“There are individuals who are deceased.”
So said an official of a Florida municipality after Hurricane Michael blasted his city into the next county.
“Individuals”? These were Moms and Dads and kids. “Deceased”? Sorry, sir, they actually died and left heartbroken families. Others were merely gravely injured, and many had their homes and worldly goods turned into uninsured rubble. This was rather personal. These were humans, not statistics.
“Individuals who are deceased” has all the compassion of a toe-tag. People are looking for a bit of hope and concern. At a time like this, the last thing they need is to feel like a blip in an occurrence report.
There is a time for officialese, but only rarely– I’ll get to that later. When you’re dealing with real people who are struggling in real time, officialese is like cold porridge.
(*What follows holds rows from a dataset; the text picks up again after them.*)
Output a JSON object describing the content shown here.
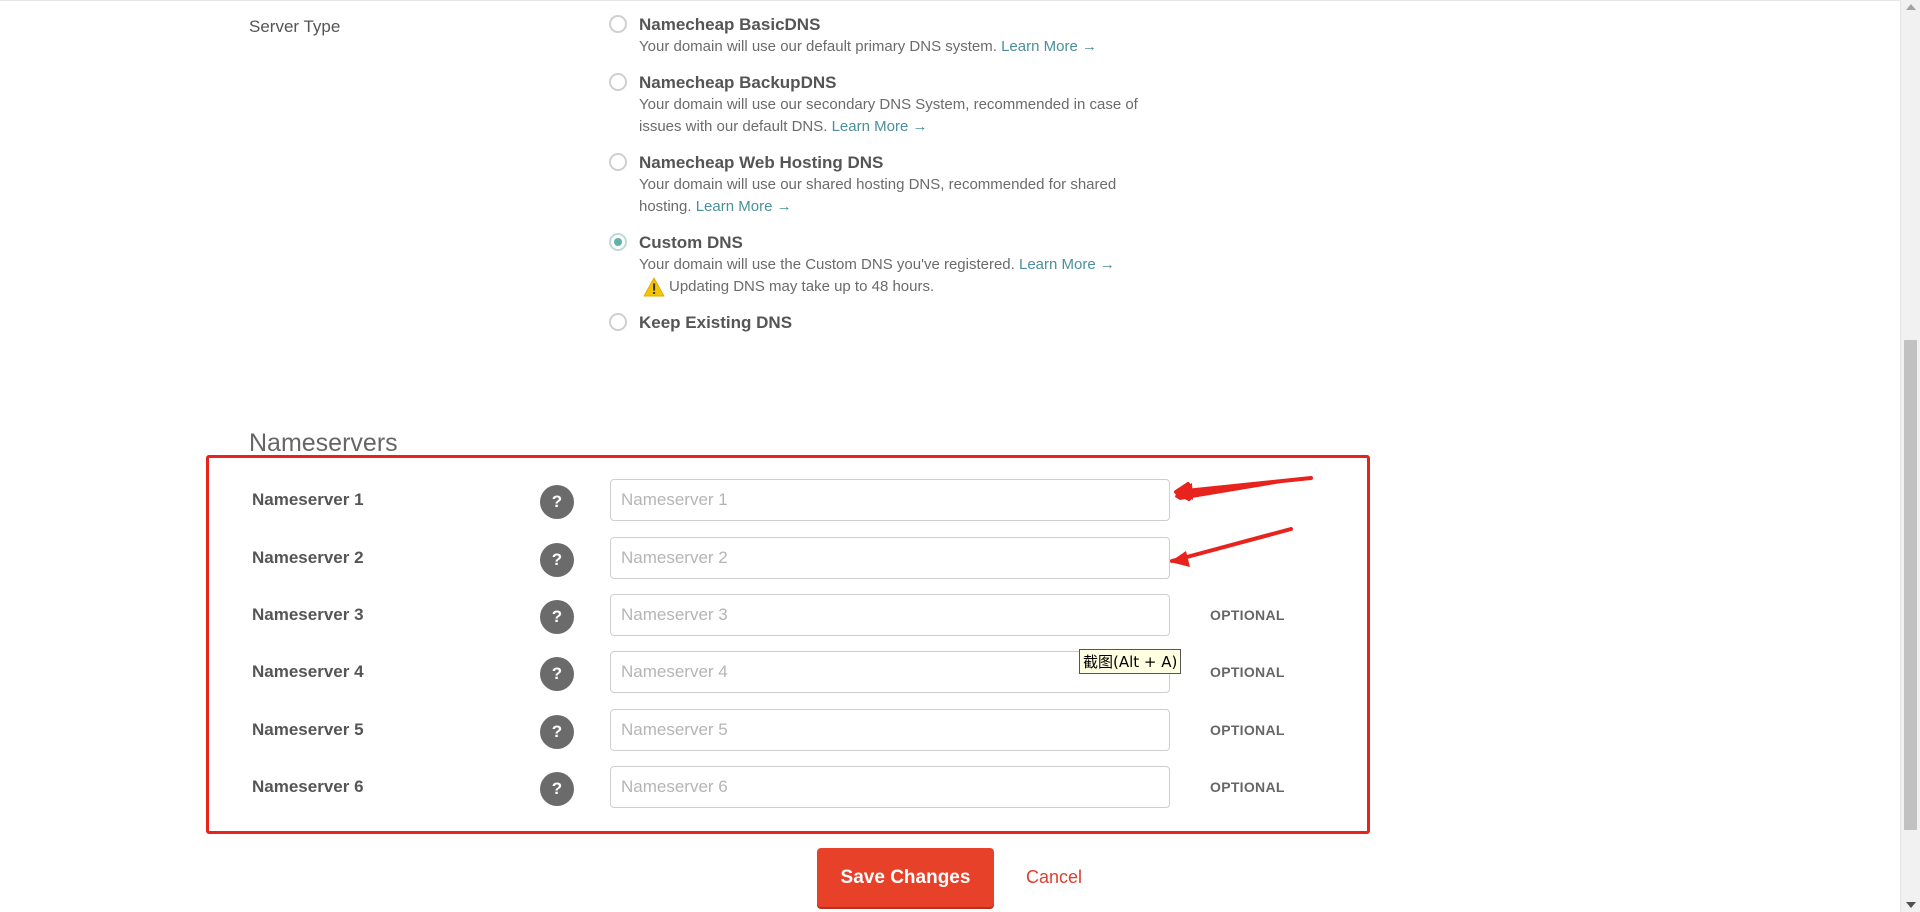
{
  "server_type": {
    "label": "Server Type",
    "options": [
      {
        "title": "Namecheap BasicDNS",
        "desc": "Your domain will use our default primary DNS system.",
        "link": "Learn More →",
        "checked": false
      },
      {
        "title": "Namecheap BackupDNS",
        "desc": "Your domain will use our secondary DNS System, recommended in case of issues with our default DNS.",
        "link": "Learn More →",
        "checked": false
      },
      {
        "title": "Namecheap Web Hosting DNS",
        "desc": "Your domain will use our shared hosting DNS, recommended for shared hosting.",
        "link": "Learn More →",
        "checked": false
      },
      {
        "title": "Custom DNS",
        "desc": "Your domain will use the Custom DNS you've registered.",
        "link": "Learn More →",
        "warning": "Updating DNS may take up to 48 hours.",
        "checked": true
      },
      {
        "title": "Keep Existing DNS",
        "checked": false
      }
    ]
  },
  "nameservers": {
    "heading": "Nameservers",
    "rows": [
      {
        "label": "Nameserver 1",
        "placeholder": "Nameserver 1",
        "value": "",
        "optional": ""
      },
      {
        "label": "Nameserver 2",
        "placeholder": "Nameserver 2",
        "value": "",
        "optional": ""
      },
      {
        "label": "Nameserver 3",
        "placeholder": "Nameserver 3",
        "value": "",
        "optional": "OPTIONAL"
      },
      {
        "label": "Nameserver 4",
        "placeholder": "Nameserver 4",
        "value": "",
        "optional": "OPTIONAL"
      },
      {
        "label": "Nameserver 5",
        "placeholder": "Nameserver 5",
        "value": "",
        "optional": "OPTIONAL"
      },
      {
        "label": "Nameserver 6",
        "placeholder": "Nameserver 6",
        "value": "",
        "optional": "OPTIONAL"
      }
    ],
    "help_glyph": "?"
  },
  "tooltip": "截图(Alt + A)",
  "actions": {
    "save_label": "Save Changes",
    "cancel_label": "Cancel"
  },
  "colors": {
    "accent": "#e8412a",
    "highlight_box": "#e8231e",
    "link": "#4a8f9b",
    "radio_checked": "#5fb3ad"
  },
  "icons": {
    "warning": "warning-icon",
    "help": "help-icon"
  }
}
We lawyers and those who live in our world are particularly guilty of using officialese, in our case known as legalese. After all, why use one word when three will do? (Now, to be sure, in the right setting, it is important to use precise legal terminology, which like any other technical code, has a precision and richness of meaning which is impossible to replicate with “plain English”. But that’s actually a different thing and for another Friday Briefing.)
By way of example, here’s a “legal world” out-of-office response from a coffee-fetcher for an assistant to a deputy-gofer: “Please be advised that I shall be physically absent from the office for the entire temporal period February 7th through 16th inclusive, pursuant to the firm’s annual leave policy.”
Please be advised? Physically absent?– Sir, madame, take your soul on holiday, too– it could use a bit of sunshine and breeze.
Without doubt there are times you need to keep your force-fields up, but most of the time you are communicating with fellow human beings who walk the same vale of joy and tears that you walk. Whacking them over the head with a frozen club not only brings them no joy, but is likely to produce pushback as they “govern themselves accordingly”.
Why do we feel this need to be so cold and stiff? There are two reasons, I think. First, most people who regularly hide behind officialese are like dogs who are “fear biters”, that is, they’re not bad dogs or vicious, they’re just doing what they think they have to do to protect themselves against a perceived risk. Nothing personal, just frightened.
Second, some awkward writers are trying to sound important. They throw around stuff like “Please govern yourself accordingly”, which, although it has a valid place in legal strategy, generally is nothing more than a gratuitous verbal kick to the crotch, with the predictable payback.
Driving tacks with a sledgehammer is just not smart, and amateur litigators need to be careful with an unfamiliar arsenal.
Using simple English (or French, or Spanish, or Afrikaans) and a sprinkling of sunshine costs no extra, but is far more likely to get a quicker and better response– not to mention making someone else’s day a little brighter. More often than not all it takes is a bit of confidence and imagination on the part of the writer.
Now, as I promised to discuss, there is a place for officialese. It’s chiefly when you need a smokescreen, for good or for ill. When you’ve got something to hide or disguise, lay on the officialese in great gobs– the obfuscation and de-perceptualization of an otherwise obvious state of affairs should primarily be calculated to de-maximize and/or camouflage said perception, secondarily to precipitate exhaustion, fatigue and/or resignation on the part of an otherwise resistant reader, and at a tertiary but no less crucial level, to blah, blah, blah…..
This a first cousin to “fine print”– language so opaque, bulky and dense as to discourage comprehension. And we all know why that’s used.
So, try this for the upcoming week: before you start to compose an e-mail or letter, even before your fingers hit the keyboard, take a moment to visualize the recipient in a positive and happy way (yeah, I know, there are some exceptions…) and then draft accordingly.
When you’re finished, go back and blow away all the bombast and chaff, and finally read it as if it had come from someone else into your inbox. Only then, hit “send”.
This actually takes only seconds, but the benefit to your reputation can last for years.